Fíjate en que uso la expresión “hacerte consciente” y no “hacerte saber”. Lo más probable es que ya sepas cuál es la causa de tu ansiedad. Pero cuando el cuerpo te avisó, decidiste ignorar. Decidiste darle una explicación como “este trabajo es temporal y además ganaré mucho dinero”“es lo que mis padres siempre han querido para mí y están orgullosos”.

Una excusa es un filtro. Cada vez que te excusas, distorsionas más y más la realidad, hasta que ya no eres capaz de ver con claridad.

La meditación lleva a la conciencia. Y la conciencia te ayuda a recobrar la visión. A ver dónde están las fronteras, los límites. Hasta donde llega el problema.

Cuando consigues ese nivel de claridad, puedes tomar una decisión. Sabrás qué hacer. Ahora has escuchado, ahora no sólo eres conocedor; también eres consciente.

 

Conclusión

Probablemente esto te parezca una estupidez. No te culpo; los ejercicios de introspección parecen una estupidez hasta que se hacen.

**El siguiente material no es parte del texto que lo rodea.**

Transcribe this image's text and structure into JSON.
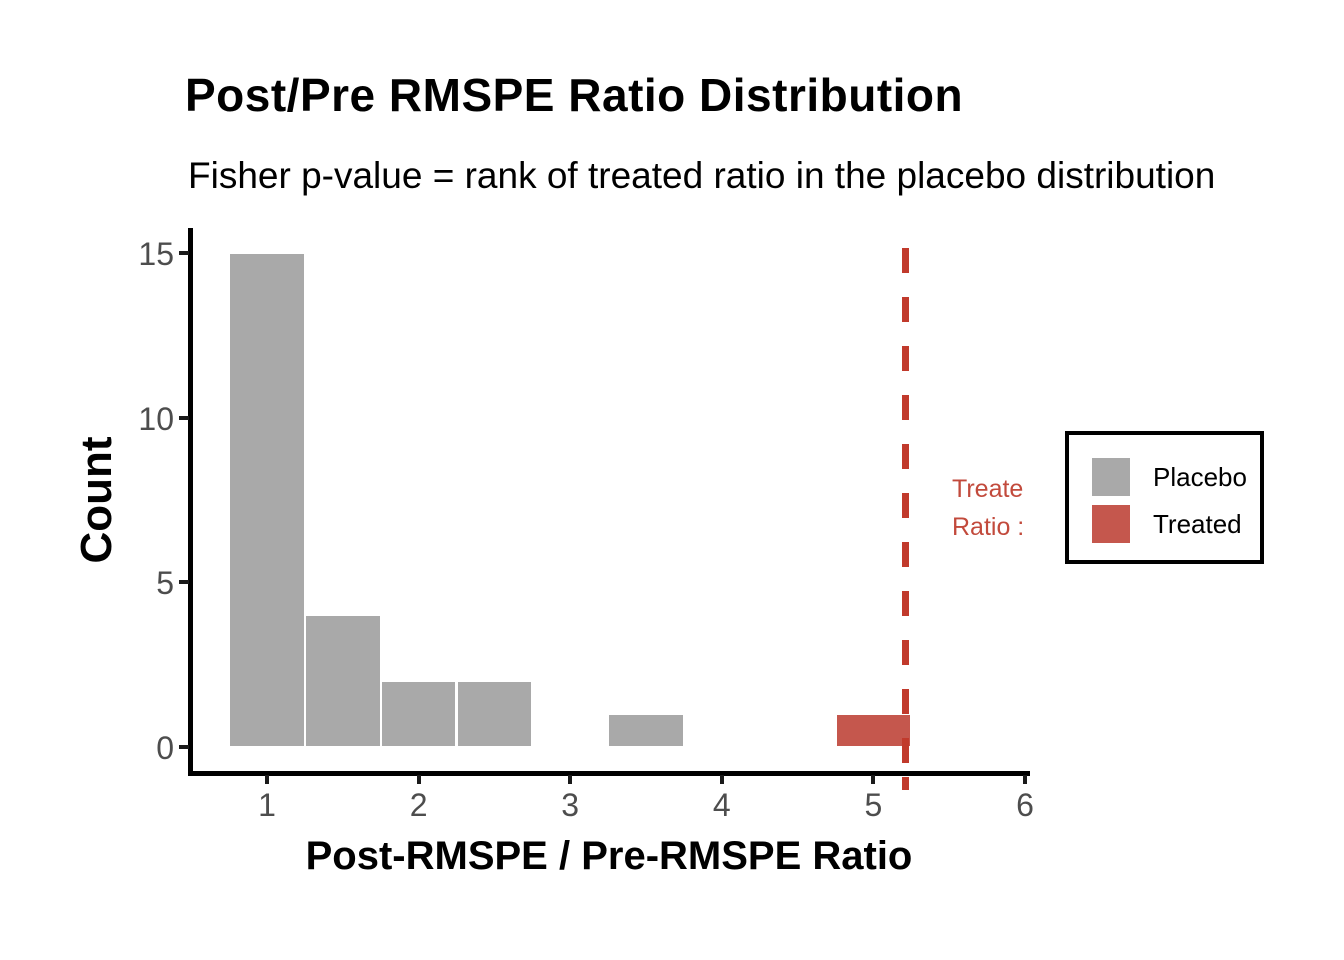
{
  "title": "Post/Pre RMSPE Ratio Distribution",
  "subtitle": "Fisher p-value = rank of treated ratio in the placebo distribution",
  "chart_data": {
    "type": "bar",
    "subtype": "histogram",
    "title": "Post/Pre RMSPE Ratio Distribution",
    "subtitle": "Fisher p-value = rank of treated ratio in the placebo distribution",
    "xlabel": "Post-RMSPE / Pre-RMSPE Ratio",
    "ylabel": "Count",
    "x_ticks": [
      1,
      2,
      3,
      4,
      5,
      6
    ],
    "y_ticks": [
      0,
      5,
      10,
      15
    ],
    "xlim": [
      0.48,
      6.04
    ],
    "ylim": [
      0,
      15.75
    ],
    "binwidth": 0.5,
    "grid": false,
    "bins": [
      {
        "x0": 0.75,
        "x1": 1.25,
        "count": 15,
        "series": "Placebo"
      },
      {
        "x0": 1.25,
        "x1": 1.75,
        "count": 4,
        "series": "Placebo"
      },
      {
        "x0": 1.75,
        "x1": 2.25,
        "count": 2,
        "series": "Placebo"
      },
      {
        "x0": 2.25,
        "x1": 2.75,
        "count": 2,
        "series": "Placebo"
      },
      {
        "x0": 3.25,
        "x1": 3.75,
        "count": 1,
        "series": "Placebo"
      },
      {
        "x0": 4.75,
        "x1": 5.25,
        "count": 1,
        "series": "Treated"
      }
    ],
    "vline": {
      "x": 5.21,
      "style": "dashed",
      "color": "#c13a2c"
    },
    "annotation": {
      "line1": "Treate",
      "line2": "Ratio :",
      "color": "#c24a3c"
    },
    "legend": {
      "position": "right",
      "border_color": "#000000",
      "entries": [
        {
          "label": "Placebo",
          "color": "#a9a9a9"
        },
        {
          "label": "Treated",
          "color": "#c5574d"
        }
      ]
    },
    "colors": {
      "Placebo": "#a9a9a9",
      "Treated": "#c5574d"
    },
    "text_colors": {
      "tick_labels": "#4d4d4d",
      "axis_text": "#000000"
    }
  }
}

Es nuestra mente, defendiéndose. Nos sabotea diciéndonos, “Eso no va a servir para nada”“Usa ese tiempo para hacer algo importante”.

En realidad, ella sabe que la conciencia le arrebata todo su poder. Cuando nos damos cuenta de los límites de nuestros problemas, o de las cosas que nos provocan ansiedad, automáticamente tenemos el control.

Se trata de llevar conciencia a tu vida. Puede que no hagamos esos problemas más pequeños, pero desde luego no serán más grandes de lo que son, y definitivamente ya no tendrán poder sobre nosotros.